Was haben die neuen HSV-Auswärtstrikots mit Plastikmüll auf Straßen und Stränden in Indien oder dem Senegal zu tun? Oder HSV-Fanschals, Bettwäsche in Blau-Weiß und Hoodies mit Club-Raute? Seit Neustem: eine Menge. Der Hamburger Traditionsverein nutzt für Onlinebestellungen jetzt Versandtaschen von Wildplastic, die fast komplett aus recyceltem Kunststoff aus Ländern in Asien und Afrika bestehen. 72.000 Tüten hat der Zweitligist bestellt, mit Tendenz für mehr. Da lässt sich eine Menge neues Plastik sparen.

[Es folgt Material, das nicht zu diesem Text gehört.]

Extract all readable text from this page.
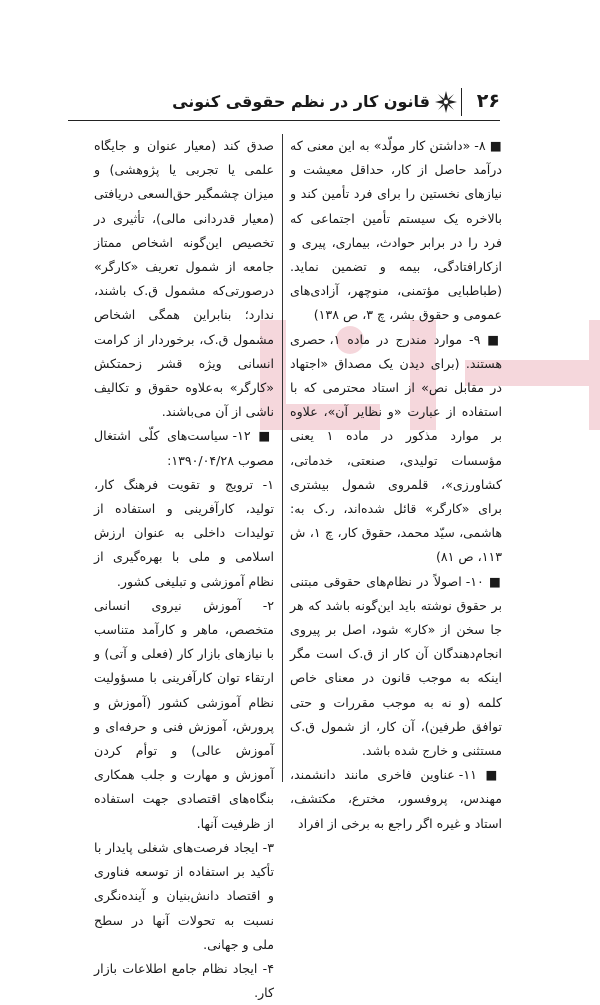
۲۶
قانون کار در نظم حقوقی کنونی

■ ۸- «داشتن کار مولّد» به این معنی که درآمد حاصل از کار، حداقل معیشت و نیازهای نخستین را برای فرد تأمین کند و بالاخره یک سیستم تأمین اجتماعی که فرد را در برابر حوادث، بیماری، پیری و ازکارافتادگی، بیمه و تضمین نماید. (طباطبایی مؤتمنی، منوچهر، آزادی‌های عمومی و حقوق بشر، چ ۳، ص ۱۳۸)

■ ۹- موارد مندرج در ماده ۱، حصری هستند. (برای دیدن یک مصداق «اجتهاد در مقابل نص» از استاد محترمی که با استفاده از عبارت «و نظایر آن»، علاوه بر موارد مذکور در ماده ۱ یعنی مؤسسات تولیدی، صنعتی، خدماتی، کشاورزی»، قلمروی شمول بیشتری برای «کارگر» قائل شده‌اند، ر.ک به: هاشمی، سیّد محمد، حقوق کار، چ ۱، ش ۱۱۳، ص ۸۱)

■ ۱۰- اصولاً در نظام‌های حقوقی مبتنی بر حقوق نوشته باید این‌گونه باشد که هر جا سخن از «کار» شود، اصل بر پیروی انجام‌دهندگان آن کار از ق.ک است مگر اینکه به موجب قانون در معنای خاص کلمه (و نه به موجب مقررات و حتی توافق طرفین)، آن کار، از شمول ق.ک مستثنی و خارج شده باشد.

■ ۱۱- عناوین فاخری مانند دانشمند، مهندس، پروفسور، مخترع، مکتشف، استاد و غیره اگر راجع به برخی از افراد

صدق کند (معیار عنوان و جایگاه علمی یا تجربی یا پژوهشی) و میزان چشمگیر حق‌السعی دریافتی (معیار قدردانی مالی)، تأثیری در تخصیص این‌گونه اشخاص ممتاز جامعه از شمول تعریف «کارگر» درصورتی‌که مشمول ق.ک باشند، ندارد؛ بنابراین همگی اشخاص مشمول ق.ک، برخوردار از کرامت انسانی ویژه قشر زحمتکش «کارگر» به‌علاوه حقوق و تکالیف ناشی از آن می‌باشند.

■ ۱۲- سیاست‌های کلّی اشتغال مصوب ۱۳۹۰/۰۴/۲۸:

۱- ترویج و تقویت فرهنگ کار، تولید، کارآفرینی و استفاده از تولیدات داخلی به عنوان ارزش اسلامی و ملی با بهره‌گیری از نظام آموزشی و تبلیغی کشور.

۲- آموزش نیروی انسانی متخصص، ماهر و کارآمد متناسب با نیازهای بازار کار (فعلی و آتی) و ارتقاء توان کارآفرینی با مسؤولیت نظام آموزشی کشور (آموزش و پرورش، آموزش فنی و حرفه‌ای و آموزش عالی) و توأم کردن آموزش و مهارت و جلب همکاری بنگاه‌های اقتصادی جهت استفاده از ظرفیت آنها.

۳- ایجاد فرصت‌های شغلی پایدار با تأکید بر استفاده از توسعه فناوری و اقتصاد دانش‌بنیان و آینده‌نگری نسبت به تحولات آنها در سطح ملی و جهانی.

۴- ایجاد نظام جامع اطلاعات بازار کار.
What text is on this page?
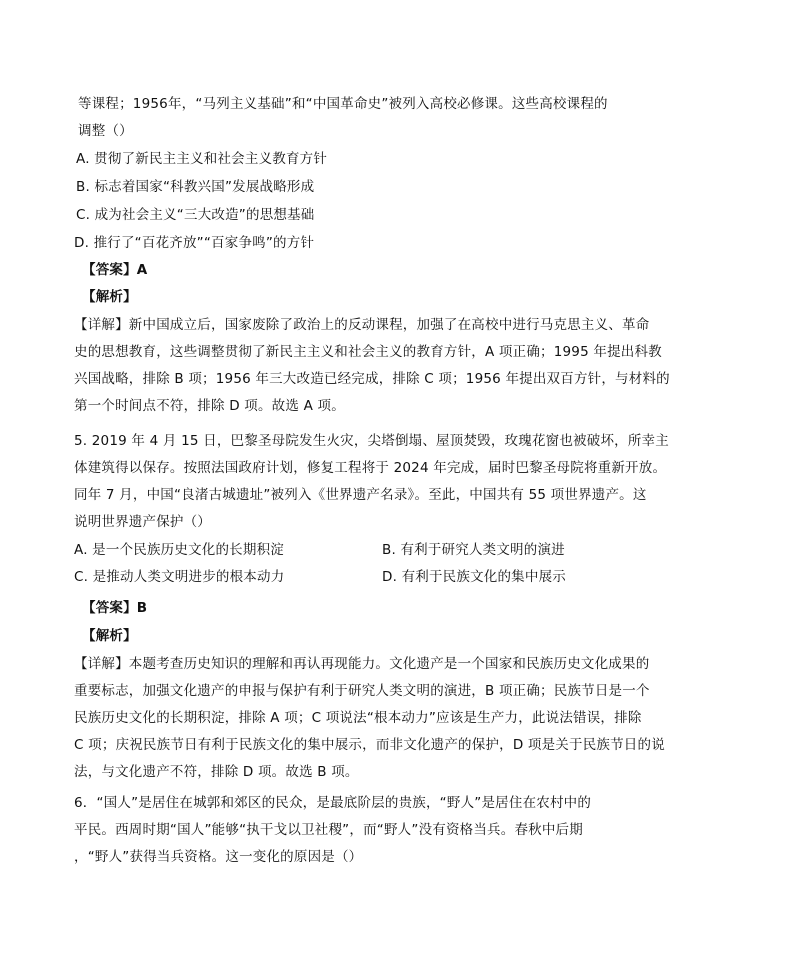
等课程；1956年，“马列主义基础”和“中国革命史”被列入高校必修课。这些高校课程的
调整（）
A. 贯彻了新民主主义和社会主义教育方针
B. 标志着国家“科教兴国”发展战略形成
C. 成为社会主义“三大改造”的思想基础
D. 推行了“百花齐放”“百家争鸣”的方针
【答案】A
【解析】
【详解】新中国成立后，国家废除了政治上的反动课程，加强了在高校中进行马克思主义、革命
史的思想教育，这些调整贯彻了新民主主义和社会主义的教育方针，A 项正确；1995 年提出科教
兴国战略，排除 B 项；1956 年三大改造已经完成，排除 C 项；1956 年提出双百方针，与材料的
第一个时间点不符，排除 D 项。故选 A 项。
5. 2019 年 4 月 15 日，巴黎圣母院发生火灾，尖塔倒塌、屋顶焚毁，玫瑰花窗也被破坏，所幸主
体建筑得以保存。按照法国政府计划，修复工程将于 2024 年完成，届时巴黎圣母院将重新开放。
同年 7 月，中国“良渚古城遗址”被列入《世界遗产名录》。至此，中国共有 55 项世界遗产。这
说明世界遗产保护（）
A. 是一个民族历史文化的长期积淀	B. 有利于研究人类文明的演进
C. 是推动人类文明进步的根本动力	D. 有利于民族文化的集中展示
【答案】B
【解析】
【详解】本题考查历史知识的理解和再认再现能力。文化遗产是一个国家和民族历史文化成果的
重要标志，加强文化遗产的申报与保护有利于研究人类文明的演进，B 项正确；民族节日是一个
民族历史文化的长期积淀，排除 A 项；C 项说法“根本动力”应该是生产力，此说法错误，排除
C 项；庆祝民族节日有利于民族文化的集中展示，而非文化遗产的保护，D 项是关于民族节日的说
法，与文化遗产不符，排除 D 项。故选 B 项。
6．“国人”是居住在城郭和郊区的民众，是最底阶层的贵族，“野人”是居住在农村中的
平民。西周时期“国人”能够“执干戈以卫社稷”，而“野人”没有资格当兵。春秋中后期
，“野人”获得当兵资格。这一变化的原因是（）
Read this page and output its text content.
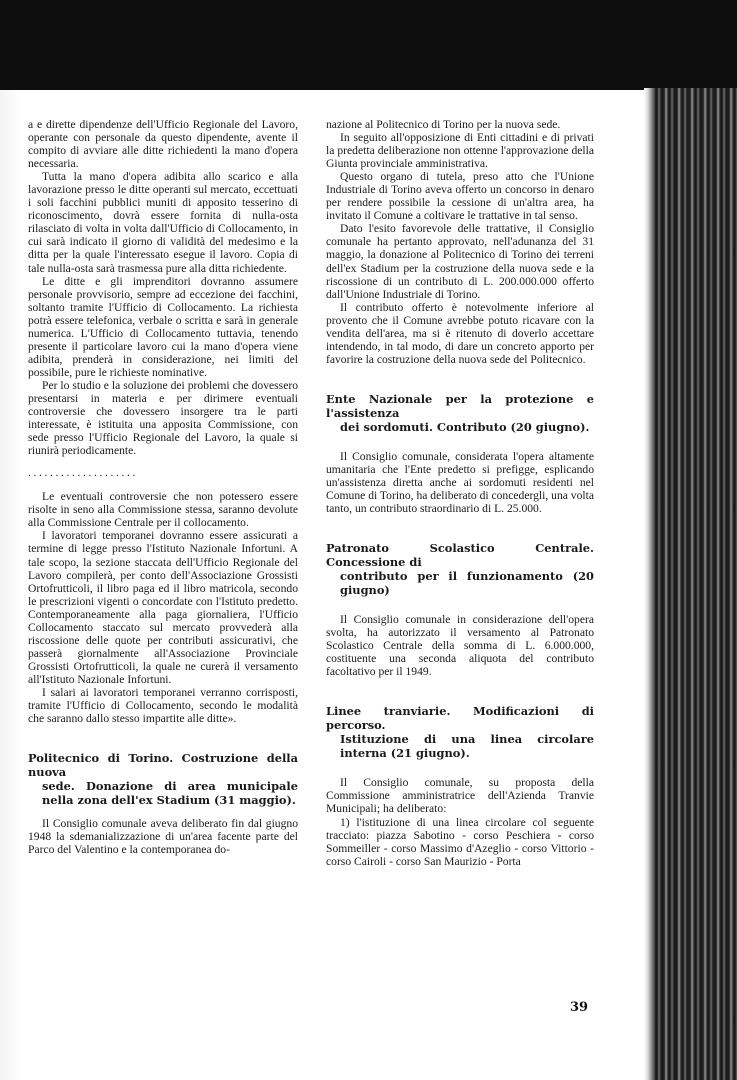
a e dirette dipendenze dell'Ufficio Regionale del Lavoro, operante con personale da questo dipendente, avente il compito di avviare alle ditte richiedenti la mano d'opera necessaria.

Tutta la mano d'opera adibita allo scarico e alla lavorazione presso le ditte operanti sul mercato, eccettuati i soli facchini pubblici muniti di apposito tesserino di riconoscimento, dovrà essere fornita di nulla-osta rilasciato di volta in volta dall'Ufficio di Collocamento, in cui sarà indicato il giorno di validità del medesimo e la ditta per la quale l'interessato esegue il lavoro. Copia di tale nulla-osta sarà trasmessa pure alla ditta richiedente.

Le ditte e gli imprenditori dovranno assumere personale provvisorio, sempre ad eccezione dei facchini, soltanto tramite l'Ufficio di Collocamento. La richiesta potrà essere telefonica, verbale o scritta e sarà in generale numerica. L'Ufficio di Collocamento tuttavia, tenendo presente il particolare lavoro cui la mano d'opera viene adibita, prenderà in considerazione, nei limiti del possibile, pure le richieste nominative.

Per lo studio e la soluzione dei problemi che dovessero presentarsi in materia e per dirimere eventuali controversie che dovessero insorgere tra le parti interessate, è istituita una apposita Commissione, con sede presso l'Ufficio Regionale del Lavoro, la quale si riunirà periodicamente.

. . . . . . . . . . . . . . . . . . . .

Le eventuali controversie che non potessero essere risolte in seno alla Commissione stessa, saranno devolute alla Commissione Centrale per il collocamento.

I lavoratori temporanei dovranno essere assicurati a termine di legge presso l'Istituto Nazionale Infortuni. A tale scopo, la sezione staccata dell'Ufficio Regionale del Lavoro compilerà, per conto dell'Associazione Grossisti Ortofrutticoli, il libro paga ed il libro matricola, secondo le prescrizioni vigenti o concordate con l'Istituto predetto. Contemporaneamente alla paga giornaliera, l'Ufficio Collocamento staccato sul mercato provvederà alla riscossione delle quote per contributi assicurativi, che passerà giornalmente all'Associazione Provinciale Grossisti Ortofrutticoli, la quale ne curerà il versamento all'Istituto Nazionale Infortuni.

I salari ai lavoratori temporanei verranno corrisposti, tramite l'Ufficio di Collocamento, secondo le modalità che saranno dallo stesso impartite alle ditte».

Politecnico di Torino. Costruzione della nuova
sede. Donazione di area municipale nella zona dell'ex Stadium (31 maggio).

Il Consiglio comunale aveva deliberato fin dal giugno 1948 la sdemanializzazione di un'area facente parte del Parco del Valentino e la contemporanea do-

nazione al Politecnico di Torino per la nuova sede.

In seguito all'opposizione di Enti cittadini e di privati la predetta deliberazione non ottenne l'approvazione della Giunta provinciale amministrativa.

Questo organo di tutela, preso atto che l'Unione Industriale di Torino aveva offerto un concorso in denaro per rendere possibile la cessione di un'altra area, ha invitato il Comune a coltivare le trattative in tal senso.

Dato l'esito favorevole delle trattative, il Consiglio comunale ha pertanto approvato, nell'adunanza del 31 maggio, la donazione al Politecnico di Torino dei terreni dell'ex Stadium per la costruzione della nuova sede e la riscossione di un contributo di L. 200.000.000 offerto dall'Unione Industriale di Torino.

Il contributo offerto è notevolmente inferiore al provento che il Comune avrebbe potuto ricavare con la vendita dell'area, ma si è ritenuto di doverlo accettare intendendo, in tal modo, di dare un concreto apporto per favorire la costruzione della nuova sede del Politecnico.

Ente Nazionale per la protezione e l'assistenza
dei sordomuti. Contributo (20 giugno).

Il Consiglio comunale, considerata l'opera altamente umanitaria che l'Ente predetto si prefigge, esplicando un'assistenza diretta anche ai sordomuti residenti nel Comune di Torino, ha deliberato di concedergli, una volta tanto, un contributo straordinario di L. 25.000.

Patronato Scolastico Centrale. Concessione di
contributo per il funzionamento (20 giugno)

Il Consiglio comunale in considerazione dell'opera svolta, ha autorizzato il versamento al Patronato Scolastico Centrale della somma di L. 6.000.000, costituente una seconda aliquota del contributo facoltativo per il 1949.

Linee tranviarie. Modificazioni di percorso.
Istituzione di una linea circolare interna (21 giugno).

Il Consiglio comunale, su proposta della Commissione amministratrice dell'Azienda Tranvie Municipali; ha deliberato:

1) l'istituzione di una linea circolare col seguente tracciato: piazza Sabotino - corso Peschiera - corso Sommeiller - corso Massimo d'Azeglio - corso Vittorio - corso Cairoli - corso San Maurizio - Porta

39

Für Wildplastic ist der prominente Kunde ein wichtiger Schritt. Seit 2019 arbeitet das Hamburger Start-up daran, Plastikmüll aus Ländern ohne funktionierende Abfallwirtschaft in die Wiederverwertung zu holen. Motto: Kurz mal die Welt ein bisschen aufräumen. Es geht zum Beispiel um Einweg-Plastikverpackungen, die in vielen Ländern des globalen Südens als Flaschenersatz genutzt werden. Kaum mehr als ein, zwei Schlucke, dann landen sie leer auf der Straße, am Strand oder auf illegalen Deponien, zusammen mit Flattertüten, Folien und anderen Kunststoffabfällen.

Plastikmüll: HSV setzt Versandtaschen von Wildplastic ein

„Wildes Plastik“ nennt Christian Sigmund das. Der 35-Jährige ist Mitgründer und Geschäftsführer von Wildplastic. Die Geschäftsidee: Fast 80 Prozent des weltweit produzierten Plastikmülls landet in der Umwelt – und ist ein wirklich schlimmes Übel. Aber wenn die hauchdünnen Folien eingesammelt, sortiert und recycelt werden, wird daraus ein Wertstoff – aus dem neue Produkte hergestellt werden können.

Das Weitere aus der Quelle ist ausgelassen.